FAQs

  • When do I know that it is time to file for divorce?
    • In the simplest terms, clients go through three chronological emotional stages in divorce. The stages are deliberation, transition (frequently characterized as "crazy time"), and recovery (frequently referred to as re-emersion as self). The actual divorce complaint is usually filed at the end of a deliberation phase after significant thought when it is finally determined that one party is at the point of marital no return.
  • Does Pennsylvania recognize legal separation?
    • No. Pennsylvania does not recognize "legal separation". Legal separation is recognized by some states wherein a notice can be filed with the court separating spouses from "bed and board", which means that you will each be responsible for own debts and puts creditors on notice of same. Pennsylvania is a state in where "the doctrine of necessaries" is still recognized, which is the legal and financial obligation that each spouse has for the other until the entry of a divorce. Therefore, even if spouses are physically separated in Pennsylvania or have filed for divorce they are responsible for the other's un-reimbursed medical expenses in the event they exceed health insurance coverage. This is often a motivating factor for people to expedite the resolution of a divorce if one spouse is concerned about the behavior of the other spouse causing physical injury or one spouse is ill.
  • Once I decide that I want a divorce, how long does it take?
    • Pennsylvania recognizes three different ways to become divorce.
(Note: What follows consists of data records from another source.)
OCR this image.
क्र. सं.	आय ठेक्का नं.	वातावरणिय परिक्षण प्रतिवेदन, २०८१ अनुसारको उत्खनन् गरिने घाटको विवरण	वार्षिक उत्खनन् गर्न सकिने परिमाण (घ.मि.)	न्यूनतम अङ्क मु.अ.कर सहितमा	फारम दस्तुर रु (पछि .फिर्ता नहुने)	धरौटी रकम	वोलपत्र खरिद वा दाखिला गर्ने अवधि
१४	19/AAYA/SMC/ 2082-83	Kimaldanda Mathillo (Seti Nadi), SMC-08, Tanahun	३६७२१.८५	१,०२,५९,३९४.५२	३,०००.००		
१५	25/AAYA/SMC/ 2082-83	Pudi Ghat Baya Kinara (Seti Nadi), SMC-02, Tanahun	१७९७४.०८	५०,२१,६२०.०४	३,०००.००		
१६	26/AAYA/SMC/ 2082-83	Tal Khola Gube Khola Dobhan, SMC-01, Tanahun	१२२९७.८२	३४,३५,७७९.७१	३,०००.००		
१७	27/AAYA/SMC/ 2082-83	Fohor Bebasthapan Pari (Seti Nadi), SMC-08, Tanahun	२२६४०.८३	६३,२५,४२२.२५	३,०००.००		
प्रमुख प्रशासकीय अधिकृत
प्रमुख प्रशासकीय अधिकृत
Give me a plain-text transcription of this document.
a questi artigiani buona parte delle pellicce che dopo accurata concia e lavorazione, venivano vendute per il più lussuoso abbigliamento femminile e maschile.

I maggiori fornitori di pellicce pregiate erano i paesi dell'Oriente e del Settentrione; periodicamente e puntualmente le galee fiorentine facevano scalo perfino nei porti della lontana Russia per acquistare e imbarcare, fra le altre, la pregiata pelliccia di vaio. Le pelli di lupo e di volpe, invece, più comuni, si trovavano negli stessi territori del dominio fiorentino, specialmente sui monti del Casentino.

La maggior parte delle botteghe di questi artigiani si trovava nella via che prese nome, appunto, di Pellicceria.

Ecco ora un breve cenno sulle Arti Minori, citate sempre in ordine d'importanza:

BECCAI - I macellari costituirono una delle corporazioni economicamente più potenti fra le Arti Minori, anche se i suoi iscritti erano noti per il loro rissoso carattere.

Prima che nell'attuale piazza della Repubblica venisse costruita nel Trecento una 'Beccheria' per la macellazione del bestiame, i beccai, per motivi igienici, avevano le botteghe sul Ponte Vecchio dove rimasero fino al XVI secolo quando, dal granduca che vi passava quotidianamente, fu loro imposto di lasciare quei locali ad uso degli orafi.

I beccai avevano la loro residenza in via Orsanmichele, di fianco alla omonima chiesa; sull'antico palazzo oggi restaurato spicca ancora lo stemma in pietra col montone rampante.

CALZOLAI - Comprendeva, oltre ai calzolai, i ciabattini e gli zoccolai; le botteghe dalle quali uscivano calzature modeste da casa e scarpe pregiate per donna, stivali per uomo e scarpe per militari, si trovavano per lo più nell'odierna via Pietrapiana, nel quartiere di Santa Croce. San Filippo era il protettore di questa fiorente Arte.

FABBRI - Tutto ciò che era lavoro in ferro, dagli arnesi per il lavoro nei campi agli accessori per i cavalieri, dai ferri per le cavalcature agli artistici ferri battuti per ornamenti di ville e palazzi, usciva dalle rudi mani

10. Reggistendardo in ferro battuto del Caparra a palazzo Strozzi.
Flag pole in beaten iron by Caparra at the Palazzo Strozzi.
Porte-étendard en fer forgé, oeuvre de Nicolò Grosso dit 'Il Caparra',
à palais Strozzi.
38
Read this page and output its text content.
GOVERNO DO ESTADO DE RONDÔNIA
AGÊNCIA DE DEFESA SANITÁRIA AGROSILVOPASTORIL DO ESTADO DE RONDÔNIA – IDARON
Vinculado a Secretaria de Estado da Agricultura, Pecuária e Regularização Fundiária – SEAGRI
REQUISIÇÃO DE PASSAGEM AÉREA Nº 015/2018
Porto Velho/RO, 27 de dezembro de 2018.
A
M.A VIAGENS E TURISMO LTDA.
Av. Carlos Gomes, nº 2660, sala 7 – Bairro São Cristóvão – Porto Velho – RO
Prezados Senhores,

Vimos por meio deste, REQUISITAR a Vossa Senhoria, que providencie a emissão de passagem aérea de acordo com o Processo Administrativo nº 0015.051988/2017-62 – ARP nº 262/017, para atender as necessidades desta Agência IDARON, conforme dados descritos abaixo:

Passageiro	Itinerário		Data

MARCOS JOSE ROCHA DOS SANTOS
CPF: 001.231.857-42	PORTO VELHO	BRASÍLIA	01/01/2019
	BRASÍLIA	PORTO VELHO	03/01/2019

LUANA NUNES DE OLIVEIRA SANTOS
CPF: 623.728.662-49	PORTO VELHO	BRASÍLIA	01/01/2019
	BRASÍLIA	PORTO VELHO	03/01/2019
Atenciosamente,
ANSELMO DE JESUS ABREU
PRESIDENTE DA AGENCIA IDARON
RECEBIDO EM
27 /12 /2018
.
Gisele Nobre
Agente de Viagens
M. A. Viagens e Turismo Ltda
The first is a "no fault" divorce where two parties are in agreement on all issues that includes all property issues, support related issues and the like. In such cases, a divorce can be finalized within 90 days. But the parties must be in complete agreement and there must be a signed document confirming the parties' agreement. The second way to get divorced in Pennsylvania is a two (2) year separation. That occurs when one party does not wish to become divorced and refuses to sign an Affidavit of Consent, this results in requiring the moving party or the initiator of the divorce to wait two (2) years. The divorce does not occur, however, after two (2) years. After the two (2) year waiting period expires, then the parties can proceed with respect to divorce and division of assets. The third way of becoming divorced in Pennsylvania is by fault. That is for indignities, adultery, desertion, etc. As a practical matter, this method of divorcing in Pennsylvania is rare as the courts are reluctant to hear "fault divorce" and place numerable impediments to proceeding on such an action. Such an action may take almost two (2) years to wind through the court system, which is the same period of time that a two (2) year separation divorce takes. Therefore, rarely are fault grounds heard by the court.
  • If my spouse does not want to get divorced what can I do to expedite the process?
    • This is determined on a case by case basis. There are often many strategies that a lawyer can use in order to encourage the "non-initiator" spouse to recognize the benefit either financially or emotionally to move forward with the divorce action. However, frequently the "non-initiator" spouse is buried in the emotional convulsions that occur during the transition period of time and often until this emotional phase passes there is very little that can be done.
  • What can I do to expedite the process?
    • You can accumulate the financial documents necessary to complete the divorce and provide these documents to your attorney as quickly and completely as possible. Our office is more than willing to provide you with various websites and other contact information necessary to acquire this information.
  • If I leave the house do I lose rights to the property?
    • No. In Pennsylvania, title is not determinative in the interest in property.
  • What is the benefit of mediation?
    • Mediation is very often a preferred alternative to couples who know what the marital assets are, understand their values, and understand tax implications and the division of the assets. The mediator will meet with both parties and will suggest distribution schemes but is not an advocate for either party.
  • Does it matter if my spouse had an affair?
    • Marital misconduct is not a factor in dividing assets. It is, however, a basis for a fault ground divorce. Marital misconduct is also a factor in the determination of an alimony award.